Voici un bien curieux livre de Huysmans qu’il faut non pas feuilleter distraitement en cherchant le dénouement, mais lire avec soin et méditer. En route: c’est le mouvement d’un artiste incrédule, rassasié d’incrédulité et blasé de plaisirs pervers, vers la foi et la pratique catholiques. Quel chemin ont fait les disciples ou les prétendus disciples de Zola, Guy de Maupassant et Huysmans! Guy de Maupassant a abouti à la théorie expresse de l’idéalisme dans l’art: et peut-être même n’a-t-il échappé que par la névrose à la crise de foi et de mystique abandon qui a maîtrisé Huysmans: car c’est bien lui-même que celui-ci vient de raconter sous le nom de Durtal. Il est vrai que le maître s’est appliqué lui aussi, en son livre de Lourdes, à la peinture des états mystiques, et il a témoigné quelque curiosité du mouvement néo-chrétien. Mais c’est du dehors qu’il observe et décrit les phénomènes religieux: il reste, au moment même où il les étudie avec le plus de sympathie, le naturaliste, l’homme qui croit avant tout à la Nature, à la vie qu’aucune forme ne limite, qu’aucun formule ne captive. Ce sujet s’est imposé à lui du dehors commes les autres.

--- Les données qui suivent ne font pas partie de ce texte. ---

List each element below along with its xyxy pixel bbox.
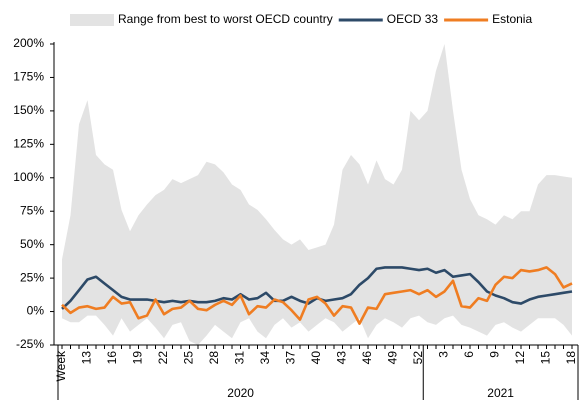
- x-tick-label: 19: [131, 351, 145, 365]
- x-tick-label: 37: [284, 351, 298, 365]
- x-tick-label: 40: [309, 351, 323, 365]
- y-tick-label: 200%: [13, 36, 44, 50]
- y-tick-label: 75%: [20, 203, 44, 217]
- x-tick-label: 12: [513, 351, 527, 365]
- x-group-label: 2021: [487, 386, 514, 400]
- y-tick-label: 25%: [20, 270, 44, 284]
- legend-label: Range from best to worst OECD country: [118, 12, 333, 26]
- series-line: [61, 266, 573, 325]
- x-tick-label: 25: [182, 351, 196, 365]
- x-tick-label: 16: [105, 351, 119, 365]
- y-tick-label: 0%: [27, 304, 45, 318]
- legend-label: OECD 33: [387, 12, 439, 26]
- y-tick-label: 125%: [13, 137, 44, 151]
- x-tick-label: 34: [258, 351, 272, 365]
- y-tick-label: 150%: [13, 103, 44, 117]
- y-tick-label: -25%: [16, 337, 44, 351]
- x-tick-label: 6: [462, 351, 476, 358]
- x-group-label: 2020: [227, 386, 254, 400]
- x-tick-label: 18: [564, 351, 578, 365]
- y-tick-label: 100%: [13, 170, 44, 184]
- x-tick-label: 28: [207, 351, 221, 365]
- y-tick-label: 50%: [20, 237, 44, 251]
- x-tick-label: Week: [54, 350, 68, 381]
- x-tick-label: 13: [80, 351, 94, 365]
- x-tick-label: 43: [335, 351, 349, 365]
- legend-label: Estonia: [492, 12, 532, 26]
- x-tick-label: 49: [386, 351, 400, 365]
- y-tick-label: 175%: [13, 70, 44, 84]
- x-tick-label: 15: [539, 351, 553, 365]
- x-tick-label: 22: [156, 351, 170, 365]
- x-tick-label: 52: [411, 351, 425, 365]
- legend-swatch: [70, 14, 114, 26]
- x-tick-label: 9: [488, 351, 502, 358]
- x-tick-label: 46: [360, 351, 374, 365]
- x-tick-label: 31: [233, 351, 247, 365]
- x-tick-label: 3: [437, 351, 451, 358]
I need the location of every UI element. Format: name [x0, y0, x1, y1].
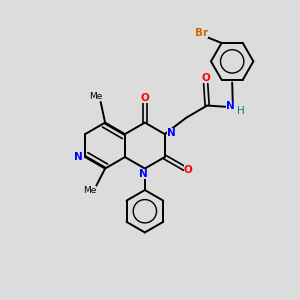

Il y a eu au contraire chez Guy de Maupassant et chez Huysmans un travail intérieur, un besoin intime et personnel de croyance et de réconfort, une détresse que l’Art seul, malgré sa beauté, n’a pu consoler.

Bien que En route soit le titre de son dernier livre, c’est depuis bien plus longtemps que Huysmans est en effet en chemin. Par son analyse et sa recherche des sensations rares et transposées, de l’occultisme et de la magie, il attestait depuis bien des années le dégoût croissant de ce qu’on appelle la réalité, et un besoin de franchir ce qu’il nomme lui-même "les frontières humaines".

Et, dans toutesles curiosités déjà traversées par lui il n’a vu que des succédanés frauduleux et ignoblement inférieurs de la foi. "Le spiritisme, s’écrie-t-il, cette latrine du surnaturel."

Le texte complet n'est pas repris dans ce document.